Besides the anime series and the 2012 sequel anime film, Blood-C: The Last Dark, Saya Kisaragi made appearances in multiple related adaptations within the Blood-C universe.

Saya Kisaragi was designed by manga artist group CLAMP, who changed Saya's character overall from previous incarnations of the Blood franchise, with her last name being "Kisaragi" and not "Otonashi", and an appearance of a (眼鏡っ娘, meganekko). Director Tsutomu Mizushima, CLAMP's leader and series' lead writer Nanase Ohkawa handled her character with series supervisor Junichi Fujisaku. Saya Kisaragi is voiced by Nana Mizuki, and Alexis Tipton voices her in the English dub. Kanon Miyahara portrays her for the live-action appearances.

==Creation and design==
When designing Saya Kisaragi for the anime series, director Tsutomu Mizushima wanted Saya to be portrayed as a gentle character and something different from previous incarnations of Saya in the Blood franchise. The only character trait that they kept for Saya Kisaragi was her name, and a katana (Note: Named the Sacred Sword (御神刀, Goshintō)) that she uses to defeat monsters, while the latter was changed: Her last name was "Kisaragi" opposed to "Otonashi", and physical appearance of a (眼鏡っ娘, meganekko) with CLAMP's unique character designs. This was due to series supervisor Junichi Fujisaku wanting the viewers to distinguish the portrayal of this version and previous incarnations of Saya.

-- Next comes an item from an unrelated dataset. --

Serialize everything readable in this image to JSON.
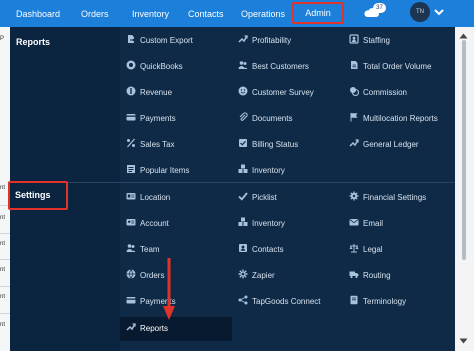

Both CLAMP member Nanase Ohkawa and series supervisor Junichi Fujisaku handled the anime series and sequel anime film's scripts. During the anime series, Ohkawa portrayed Saya as a normal girl that is a town's protector beginning to intrude this very life. Towards the end of the series as it broke conventions of a hero-focused anime to a twist to a lie, Ohkawa portrays Saya with more storic and cold personality like the previous incarnations, as she regained her true self. This comes true as they were developing the sequel anime film, while her core character hasn't changed from the anime series.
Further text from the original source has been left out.